I know what you’re thinking. ‘Nobody knows him like I do’, ‘He’s different’, ‘He wouldn’t leave me after all I’ve done for him’. All these things have been said one too many times by women who were once blindly faithful to their once ‘charming’ lovers.
Many men have a tendency to lure women into supporting their business ventures and projects with promises of a prosperous life and future rewards. As a woman of faith, you invest in the belief that you will eventually reap the benefits of your contributions to your partner’s success. But to your dismay, when his fortunes improve, he leaves you without a second thought, leaving nothing but regret.
Suddenly the love that once gave you comfort and strength in difficult times seems inadequate. Suddenly, you no longer meet his needs. Faced with newfound options, he questions the wisdom of binding his present self to the promises of a naive, penniless youth. It’s a foolish idea, isn’t it?
So Mr Newly Successful decides to leave you for someone more suited to his current status – a younger, fresher companion. But what happens to his original partner, often pejoratively referred to as the “bottom bitch”?
The term “bottom bitch” has evolved to describe either the most valued or exploited individual in a situation. First wives are sometimes labelled as such, having given far more than they received, only to be abandoned.
The world is full of stories of ex-wives who can attest that their husbands began to stray as soon as wealth began to pour in. This begs the question: does it always follow that once a man becomes wealthy, he will abandon his faithful “starter wife”?
Consider the case of Jeff Bezos and his ex-wife. Jeff Bezos is the founder of Amazon, one of the largest and most influential companies in the world. He and his ex-wife, MacKenzie Scott, were married for 25 years before divorcing in 2019.
Reason for their divorce?
Well, apparently, the exact reasons for Jeff Bezos and MacKenzie Scott’s divorce have never been revealed in detail to the public. When they announced their divorce in January 2019, they released a joint statement on Twitter saying that they had decided to end their marriage after a period of trial separation and exploring a new relationship. Beyond that statement, they have kept the details of their divorce private. What are the chances that their marriage didn’t work out because Bezos allegedly found someone younger to share his wealth with and Scott just couldn’t stand being disrespected? We will never know.
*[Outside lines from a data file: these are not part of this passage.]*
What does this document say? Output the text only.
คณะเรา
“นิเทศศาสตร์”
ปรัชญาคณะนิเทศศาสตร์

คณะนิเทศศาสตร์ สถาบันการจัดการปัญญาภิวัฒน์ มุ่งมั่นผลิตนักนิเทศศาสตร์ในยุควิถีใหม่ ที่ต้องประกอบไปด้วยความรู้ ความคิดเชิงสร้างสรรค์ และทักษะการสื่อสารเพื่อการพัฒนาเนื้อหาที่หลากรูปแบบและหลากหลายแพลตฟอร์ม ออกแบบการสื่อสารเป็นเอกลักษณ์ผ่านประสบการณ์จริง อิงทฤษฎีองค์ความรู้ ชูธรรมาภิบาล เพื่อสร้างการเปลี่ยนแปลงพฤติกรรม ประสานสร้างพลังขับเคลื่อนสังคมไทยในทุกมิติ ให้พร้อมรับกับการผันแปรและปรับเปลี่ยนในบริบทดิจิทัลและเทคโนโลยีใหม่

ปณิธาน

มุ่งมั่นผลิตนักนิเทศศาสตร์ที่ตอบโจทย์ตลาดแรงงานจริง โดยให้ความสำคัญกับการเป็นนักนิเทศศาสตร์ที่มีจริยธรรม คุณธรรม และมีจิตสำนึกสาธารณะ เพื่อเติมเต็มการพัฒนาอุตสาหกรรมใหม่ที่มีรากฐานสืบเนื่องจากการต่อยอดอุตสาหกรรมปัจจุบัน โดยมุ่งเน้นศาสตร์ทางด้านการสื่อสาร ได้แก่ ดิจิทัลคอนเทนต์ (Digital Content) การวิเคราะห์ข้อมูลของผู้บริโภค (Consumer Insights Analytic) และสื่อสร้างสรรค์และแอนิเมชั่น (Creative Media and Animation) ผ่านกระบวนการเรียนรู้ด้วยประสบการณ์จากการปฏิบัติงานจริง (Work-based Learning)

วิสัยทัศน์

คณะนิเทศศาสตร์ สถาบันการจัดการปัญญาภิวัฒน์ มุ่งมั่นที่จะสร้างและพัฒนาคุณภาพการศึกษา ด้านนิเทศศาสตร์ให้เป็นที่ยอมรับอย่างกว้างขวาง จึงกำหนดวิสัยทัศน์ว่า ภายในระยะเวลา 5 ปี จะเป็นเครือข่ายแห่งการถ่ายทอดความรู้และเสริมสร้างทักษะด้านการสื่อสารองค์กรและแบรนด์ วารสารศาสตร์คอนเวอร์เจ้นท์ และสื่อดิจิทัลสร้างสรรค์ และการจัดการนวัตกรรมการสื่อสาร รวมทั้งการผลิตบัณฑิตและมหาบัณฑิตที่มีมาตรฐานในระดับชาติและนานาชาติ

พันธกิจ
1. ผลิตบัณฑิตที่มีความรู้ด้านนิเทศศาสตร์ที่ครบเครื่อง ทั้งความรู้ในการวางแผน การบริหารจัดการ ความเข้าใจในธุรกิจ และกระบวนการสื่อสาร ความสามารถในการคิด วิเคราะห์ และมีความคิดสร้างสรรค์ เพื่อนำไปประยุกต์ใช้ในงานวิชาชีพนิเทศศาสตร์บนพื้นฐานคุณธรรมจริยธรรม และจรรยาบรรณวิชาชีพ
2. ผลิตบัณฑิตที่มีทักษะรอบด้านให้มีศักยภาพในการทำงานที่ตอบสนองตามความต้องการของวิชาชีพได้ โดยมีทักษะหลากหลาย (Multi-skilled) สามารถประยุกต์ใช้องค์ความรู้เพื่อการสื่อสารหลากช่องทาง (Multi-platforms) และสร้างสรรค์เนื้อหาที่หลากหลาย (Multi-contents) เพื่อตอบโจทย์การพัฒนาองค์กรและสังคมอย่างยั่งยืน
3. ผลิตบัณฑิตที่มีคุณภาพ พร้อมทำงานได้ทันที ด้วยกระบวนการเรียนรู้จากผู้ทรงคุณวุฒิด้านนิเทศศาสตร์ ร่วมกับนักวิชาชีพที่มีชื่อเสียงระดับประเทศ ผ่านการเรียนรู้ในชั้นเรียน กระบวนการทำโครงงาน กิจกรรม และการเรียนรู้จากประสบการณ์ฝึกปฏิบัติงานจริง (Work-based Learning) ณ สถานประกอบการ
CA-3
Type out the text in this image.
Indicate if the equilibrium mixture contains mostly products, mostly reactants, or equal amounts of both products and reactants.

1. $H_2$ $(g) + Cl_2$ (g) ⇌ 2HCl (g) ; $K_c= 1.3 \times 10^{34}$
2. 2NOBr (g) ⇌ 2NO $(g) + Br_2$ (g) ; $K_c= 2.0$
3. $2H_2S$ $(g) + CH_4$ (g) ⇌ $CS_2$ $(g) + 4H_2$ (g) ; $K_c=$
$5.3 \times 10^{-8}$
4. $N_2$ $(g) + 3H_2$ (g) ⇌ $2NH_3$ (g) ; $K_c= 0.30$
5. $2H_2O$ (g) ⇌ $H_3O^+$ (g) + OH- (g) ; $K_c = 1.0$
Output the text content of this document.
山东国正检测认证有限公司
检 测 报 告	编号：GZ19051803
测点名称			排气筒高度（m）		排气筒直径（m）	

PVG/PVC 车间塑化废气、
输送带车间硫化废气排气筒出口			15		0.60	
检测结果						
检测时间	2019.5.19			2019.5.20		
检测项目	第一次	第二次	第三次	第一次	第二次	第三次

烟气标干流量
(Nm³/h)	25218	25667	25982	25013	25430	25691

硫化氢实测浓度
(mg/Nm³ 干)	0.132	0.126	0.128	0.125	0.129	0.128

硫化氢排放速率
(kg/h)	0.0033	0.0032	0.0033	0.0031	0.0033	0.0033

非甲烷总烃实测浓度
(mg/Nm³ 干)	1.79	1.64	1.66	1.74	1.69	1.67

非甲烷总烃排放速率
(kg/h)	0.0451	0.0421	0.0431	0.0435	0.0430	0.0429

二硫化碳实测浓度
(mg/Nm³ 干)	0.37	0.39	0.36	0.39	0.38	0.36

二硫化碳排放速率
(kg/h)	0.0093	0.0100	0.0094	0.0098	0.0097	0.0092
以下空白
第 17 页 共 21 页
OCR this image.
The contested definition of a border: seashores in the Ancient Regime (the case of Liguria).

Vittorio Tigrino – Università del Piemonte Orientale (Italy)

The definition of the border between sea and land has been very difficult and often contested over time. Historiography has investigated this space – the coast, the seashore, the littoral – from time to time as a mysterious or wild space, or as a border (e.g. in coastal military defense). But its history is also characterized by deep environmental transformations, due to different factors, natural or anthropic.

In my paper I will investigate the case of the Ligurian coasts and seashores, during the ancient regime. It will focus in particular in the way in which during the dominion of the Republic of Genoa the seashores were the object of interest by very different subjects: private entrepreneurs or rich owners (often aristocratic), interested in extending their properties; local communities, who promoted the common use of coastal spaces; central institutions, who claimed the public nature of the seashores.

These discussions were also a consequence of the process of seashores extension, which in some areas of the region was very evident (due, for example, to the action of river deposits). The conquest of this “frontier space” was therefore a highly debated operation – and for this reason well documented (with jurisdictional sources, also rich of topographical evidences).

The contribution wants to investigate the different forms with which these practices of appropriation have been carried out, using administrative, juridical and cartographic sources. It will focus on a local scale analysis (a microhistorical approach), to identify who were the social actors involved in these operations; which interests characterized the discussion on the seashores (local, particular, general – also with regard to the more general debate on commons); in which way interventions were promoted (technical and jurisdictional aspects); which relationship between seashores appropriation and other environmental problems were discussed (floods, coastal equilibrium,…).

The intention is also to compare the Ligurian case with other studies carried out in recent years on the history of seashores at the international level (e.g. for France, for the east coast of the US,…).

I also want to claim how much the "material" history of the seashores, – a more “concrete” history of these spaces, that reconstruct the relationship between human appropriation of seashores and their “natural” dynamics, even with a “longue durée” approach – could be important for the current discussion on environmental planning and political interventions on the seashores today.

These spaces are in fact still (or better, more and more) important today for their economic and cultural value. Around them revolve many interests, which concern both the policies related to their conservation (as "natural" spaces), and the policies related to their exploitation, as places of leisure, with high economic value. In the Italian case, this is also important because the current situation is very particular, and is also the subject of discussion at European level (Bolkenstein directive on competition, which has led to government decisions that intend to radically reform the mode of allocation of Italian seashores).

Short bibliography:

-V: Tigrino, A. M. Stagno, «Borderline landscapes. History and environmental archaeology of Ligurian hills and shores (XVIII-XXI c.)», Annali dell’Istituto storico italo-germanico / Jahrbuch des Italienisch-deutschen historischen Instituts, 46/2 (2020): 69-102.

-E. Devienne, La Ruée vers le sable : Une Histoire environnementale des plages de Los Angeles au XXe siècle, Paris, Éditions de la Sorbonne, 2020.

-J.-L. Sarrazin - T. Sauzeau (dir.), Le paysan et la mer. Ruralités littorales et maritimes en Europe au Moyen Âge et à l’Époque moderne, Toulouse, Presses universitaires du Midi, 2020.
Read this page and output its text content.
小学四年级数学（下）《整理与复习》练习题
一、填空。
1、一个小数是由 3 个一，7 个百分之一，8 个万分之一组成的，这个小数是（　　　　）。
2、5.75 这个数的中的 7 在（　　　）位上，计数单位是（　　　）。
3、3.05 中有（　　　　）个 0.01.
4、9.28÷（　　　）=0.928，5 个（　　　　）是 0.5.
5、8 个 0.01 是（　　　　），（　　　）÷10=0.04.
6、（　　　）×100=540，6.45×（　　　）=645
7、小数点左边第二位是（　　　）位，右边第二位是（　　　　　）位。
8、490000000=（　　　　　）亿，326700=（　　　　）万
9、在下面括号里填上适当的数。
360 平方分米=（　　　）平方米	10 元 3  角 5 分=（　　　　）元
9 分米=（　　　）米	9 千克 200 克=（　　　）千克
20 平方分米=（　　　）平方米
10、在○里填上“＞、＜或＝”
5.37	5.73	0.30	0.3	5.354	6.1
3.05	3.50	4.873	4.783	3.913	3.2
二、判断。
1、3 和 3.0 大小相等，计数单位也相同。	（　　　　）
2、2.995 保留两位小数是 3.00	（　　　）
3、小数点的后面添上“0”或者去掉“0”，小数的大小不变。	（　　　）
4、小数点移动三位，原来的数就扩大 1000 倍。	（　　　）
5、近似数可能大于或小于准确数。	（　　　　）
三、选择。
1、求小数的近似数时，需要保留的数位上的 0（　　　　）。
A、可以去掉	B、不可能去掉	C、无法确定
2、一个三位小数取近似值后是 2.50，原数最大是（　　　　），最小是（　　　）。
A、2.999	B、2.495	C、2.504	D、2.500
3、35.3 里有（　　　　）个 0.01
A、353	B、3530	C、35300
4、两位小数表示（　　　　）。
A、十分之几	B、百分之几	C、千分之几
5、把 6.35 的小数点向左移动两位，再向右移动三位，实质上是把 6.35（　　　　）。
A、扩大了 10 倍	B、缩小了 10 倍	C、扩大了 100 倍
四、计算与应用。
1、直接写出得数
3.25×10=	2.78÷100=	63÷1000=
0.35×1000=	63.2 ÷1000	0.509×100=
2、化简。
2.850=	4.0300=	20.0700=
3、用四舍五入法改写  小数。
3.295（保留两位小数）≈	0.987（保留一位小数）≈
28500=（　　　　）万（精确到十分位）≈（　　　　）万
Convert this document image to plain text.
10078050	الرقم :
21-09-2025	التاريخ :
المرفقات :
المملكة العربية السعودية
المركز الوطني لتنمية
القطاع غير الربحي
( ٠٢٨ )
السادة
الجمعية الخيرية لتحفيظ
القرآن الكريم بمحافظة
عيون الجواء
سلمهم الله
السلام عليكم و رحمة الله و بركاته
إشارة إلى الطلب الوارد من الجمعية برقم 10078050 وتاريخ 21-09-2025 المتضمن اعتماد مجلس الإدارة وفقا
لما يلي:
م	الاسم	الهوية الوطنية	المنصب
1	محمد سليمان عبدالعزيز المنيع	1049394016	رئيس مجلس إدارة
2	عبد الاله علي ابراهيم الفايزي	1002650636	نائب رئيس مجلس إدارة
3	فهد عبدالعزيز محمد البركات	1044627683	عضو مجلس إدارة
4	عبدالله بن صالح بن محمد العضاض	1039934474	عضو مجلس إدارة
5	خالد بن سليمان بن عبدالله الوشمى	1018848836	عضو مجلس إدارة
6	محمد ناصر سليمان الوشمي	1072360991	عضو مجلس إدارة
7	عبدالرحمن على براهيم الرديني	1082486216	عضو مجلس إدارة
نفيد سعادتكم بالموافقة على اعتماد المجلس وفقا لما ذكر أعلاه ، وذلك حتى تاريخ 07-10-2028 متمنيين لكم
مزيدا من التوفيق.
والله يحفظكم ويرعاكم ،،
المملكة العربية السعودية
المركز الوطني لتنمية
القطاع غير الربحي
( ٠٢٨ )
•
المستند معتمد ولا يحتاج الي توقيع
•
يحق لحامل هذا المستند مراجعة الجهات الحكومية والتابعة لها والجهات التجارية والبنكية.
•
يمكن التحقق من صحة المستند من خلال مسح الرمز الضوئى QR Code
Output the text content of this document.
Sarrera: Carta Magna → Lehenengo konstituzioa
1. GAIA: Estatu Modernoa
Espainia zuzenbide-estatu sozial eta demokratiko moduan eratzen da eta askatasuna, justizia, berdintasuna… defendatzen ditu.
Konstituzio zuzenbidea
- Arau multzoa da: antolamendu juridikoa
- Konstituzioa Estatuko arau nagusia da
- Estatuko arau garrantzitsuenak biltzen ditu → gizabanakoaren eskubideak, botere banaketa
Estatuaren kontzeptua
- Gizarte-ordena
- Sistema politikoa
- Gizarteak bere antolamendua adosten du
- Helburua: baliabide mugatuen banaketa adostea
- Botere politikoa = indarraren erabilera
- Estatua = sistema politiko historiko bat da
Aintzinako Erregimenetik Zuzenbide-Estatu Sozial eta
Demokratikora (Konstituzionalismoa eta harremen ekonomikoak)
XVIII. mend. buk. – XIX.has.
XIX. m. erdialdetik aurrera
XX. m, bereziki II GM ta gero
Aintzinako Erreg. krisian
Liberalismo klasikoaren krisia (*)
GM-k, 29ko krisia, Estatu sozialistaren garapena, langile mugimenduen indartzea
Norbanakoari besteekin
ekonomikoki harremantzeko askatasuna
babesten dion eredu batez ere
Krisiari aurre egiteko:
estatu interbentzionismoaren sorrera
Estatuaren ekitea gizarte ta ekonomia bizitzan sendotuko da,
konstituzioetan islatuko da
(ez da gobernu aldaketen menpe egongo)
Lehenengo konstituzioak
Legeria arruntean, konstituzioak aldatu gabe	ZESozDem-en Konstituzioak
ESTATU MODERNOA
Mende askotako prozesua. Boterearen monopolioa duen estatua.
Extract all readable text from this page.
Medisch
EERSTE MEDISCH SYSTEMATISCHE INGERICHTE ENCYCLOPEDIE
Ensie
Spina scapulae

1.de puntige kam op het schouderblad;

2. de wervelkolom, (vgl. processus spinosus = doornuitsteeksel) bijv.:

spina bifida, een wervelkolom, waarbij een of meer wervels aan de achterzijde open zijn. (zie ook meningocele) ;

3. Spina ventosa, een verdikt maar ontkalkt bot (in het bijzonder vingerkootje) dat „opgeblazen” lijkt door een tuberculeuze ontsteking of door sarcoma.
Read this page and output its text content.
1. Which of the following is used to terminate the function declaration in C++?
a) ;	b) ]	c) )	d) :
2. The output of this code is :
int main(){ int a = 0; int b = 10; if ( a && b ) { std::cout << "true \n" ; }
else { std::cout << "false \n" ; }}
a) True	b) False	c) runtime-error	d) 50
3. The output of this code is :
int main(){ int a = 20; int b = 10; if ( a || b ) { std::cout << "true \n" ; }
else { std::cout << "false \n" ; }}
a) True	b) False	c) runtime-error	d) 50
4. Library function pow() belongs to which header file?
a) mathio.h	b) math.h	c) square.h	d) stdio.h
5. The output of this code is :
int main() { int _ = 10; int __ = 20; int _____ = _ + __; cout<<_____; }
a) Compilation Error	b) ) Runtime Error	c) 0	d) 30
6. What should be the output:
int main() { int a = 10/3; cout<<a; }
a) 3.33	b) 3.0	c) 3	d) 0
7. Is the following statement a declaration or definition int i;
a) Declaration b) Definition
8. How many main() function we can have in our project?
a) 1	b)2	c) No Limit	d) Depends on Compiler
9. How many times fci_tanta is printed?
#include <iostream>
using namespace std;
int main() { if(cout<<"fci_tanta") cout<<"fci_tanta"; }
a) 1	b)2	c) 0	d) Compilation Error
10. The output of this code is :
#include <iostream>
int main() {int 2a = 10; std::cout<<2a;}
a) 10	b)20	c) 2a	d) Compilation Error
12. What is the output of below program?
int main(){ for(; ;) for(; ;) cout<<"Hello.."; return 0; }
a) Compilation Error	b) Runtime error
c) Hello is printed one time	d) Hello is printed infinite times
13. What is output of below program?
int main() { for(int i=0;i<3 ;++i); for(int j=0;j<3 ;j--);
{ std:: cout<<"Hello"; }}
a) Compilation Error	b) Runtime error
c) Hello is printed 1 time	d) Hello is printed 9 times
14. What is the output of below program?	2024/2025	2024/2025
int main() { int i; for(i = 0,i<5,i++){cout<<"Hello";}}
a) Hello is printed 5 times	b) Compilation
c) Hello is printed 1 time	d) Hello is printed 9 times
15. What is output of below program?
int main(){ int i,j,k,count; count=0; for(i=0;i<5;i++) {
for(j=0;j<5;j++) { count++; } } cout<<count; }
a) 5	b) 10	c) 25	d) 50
However, their divorce settlement was one of the largest in history, with MacKenzie receiving a significant portion of Bezos’ Amazon shares. Despite their divorce, both Bezos and Scott have remained active in various philanthropic endeavours. Scott, in particular, has attracted attention for her substantial charitable contributions and commitment to giving away much of her wealth.
Another example is that of Microsoft founder Bill Gates and his ex-wife Melinda Gates. Bill Gates and Melinda Gates announced their decision to end their marriage in May 2021 after 27 years. The couple said they would continue their work together at the Bill & Melinda Gates Foundation, one of the world’s largest private philanthropic organisations. But what really happened between them? Many online spectators claimed that Bill Gates cheated on his now ex-wife with a younger woman who worked under him. Nothing surprising, really.
If we look at the cases above, these two women stayed with their husbands while they built themselves up. They supported them, encouraged them, and endured the times when they had no money until they were loaded, at which point they announced their divorces. A coincidence? I think not.
Bottom line
Like men, women should be flexible, dynamic, and ready to move on when something better comes along, not stagnant, static, and deluded by fantasy stories.
The ubiquity of these incidents of men leaving the women they have struggled with when they finally become successful is proof that there is a problem.
But is the solution to make women more like men? Consider the high-powered female boss phenomenon that has swept the world, encouraging women to lean in and be a #GirlBoss. For some reason, in the eyes of the excluded, marginalised, and oppressed, freedom always looks like the oppressor. This was Paulo Freire’s contribution in his book Pedagogy of the Oppressed.
We have to reject these narratives that have a critique of people’s behaviour but not of the capitalist system that in many ways animates and sustains it. So I get married. It makes sense in this world we have created. But to leave the woman who fought with you in her prime and in her most productive years to suffer alone in a society that sees her as past her sell-by date is reprehensible. It’s unconscionable and there is no justification for it on the face of the earth. We must reject these false choices that cause women to behave in the despicable ways that men continue to behave. Men’s past and present behaviour is not an ethical or moral benchmark.